I oppose the death penalty out of conscience; the fact that we can get it wrong with even one person is a moral quandary I can't get past. I also find it hard as a Christian to countenance killing in anything but self-defense. But it's not a clearcut position. I have felt a deep satisfaction at the deaths of several serial killers, including Bundy, Rolling and Patrick Sonnier, upon whom "Dead Man Walking" was based. I wouldn't be unhappy if we abolished the death penalty in favor of life without parole, but I can't deny my gut feeling that some folks just need killing.

Joe Baby said...

I can't look into his heart (would just look like tomato paste anyhow), but this could have been a last minute bid for clemency to a different authority.

ignacio said...

Danny Rolling is just fortunate he got lethal injection instead of Old Sparky. Those were hideous murders.

Revenant said...

Patrick Sonnier, upon whom "Dead Man Walking" was based.

You know, I kept hearing things like "this movie will make you think about the death penalty", and certainly the folks who made it are against the death penalty. But personally I thought the film presented an airtight case that the guy deserved to die -- hell, they even show him committing the murder/rapes in question, just to remove any possible doubt of his guilt. That was pretty much the view of the people I know who've seen the film, too.
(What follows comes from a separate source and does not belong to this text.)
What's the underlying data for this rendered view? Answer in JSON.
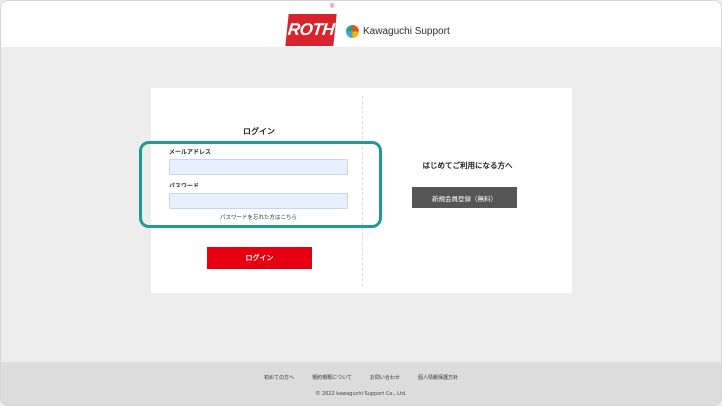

I don't know anybody, even people like me who disagree with the death penalty, who felt regret that the guy got executed.

Harry Eagar said...

Well, I don't think we should execute the innocent, but the last comments were just bizarre.

You're against the death penalty, but if somebody else performs it, you're not really against it, as long as the guy was a really bad guy.

I think opposition to the death penalty (when imposed on the appropriately guilty) is immoral, but at least some opponents are consistently against it.

Being against it except when doing it makes you feel better is solipsitic nonsense.

Revenant said...

You're against the death penalty, but if somebody else performs it, you're not really against it, as long as the guy was a really bad guy

I don't object to killing people, I object to killing people who don't deserve to die. Since I think our courts do sometimes convict innocent people of murder, I'm against the death penalty. Since Rolling confessed and the "Dead Man Walking" character was shown to have committed the crimes, my objections to the death penalty don't apply to them.

Elizabeth, meanwhile, is simply saying that some people are so evil that she's glad to see them die in spite of her moral objections -- not that killing's ok as long as it feels good.

In short -- you don't know what the hell you're talking about, and you owe both of us an apology.

Freeman Hunt said...

Finn: This is a reason to oppose the death penalty.

That assumes that Finn, as a Christian, would hope to see someone, even this someone, condemned to Hell. I doubt that he hopes for that. I wouldn't hope for that fate for anyone. The hope is that even the most vile person's heart turns from evil before death.

rightwingprof said...

How awful for the witnesses. Will the state get them some kind of therapy?

(If you heard him sing at his sentencing, you know what I mean.)

Michael said...

At his execution he also confessed to several murders in Shreveport of which he was suspected but never charged.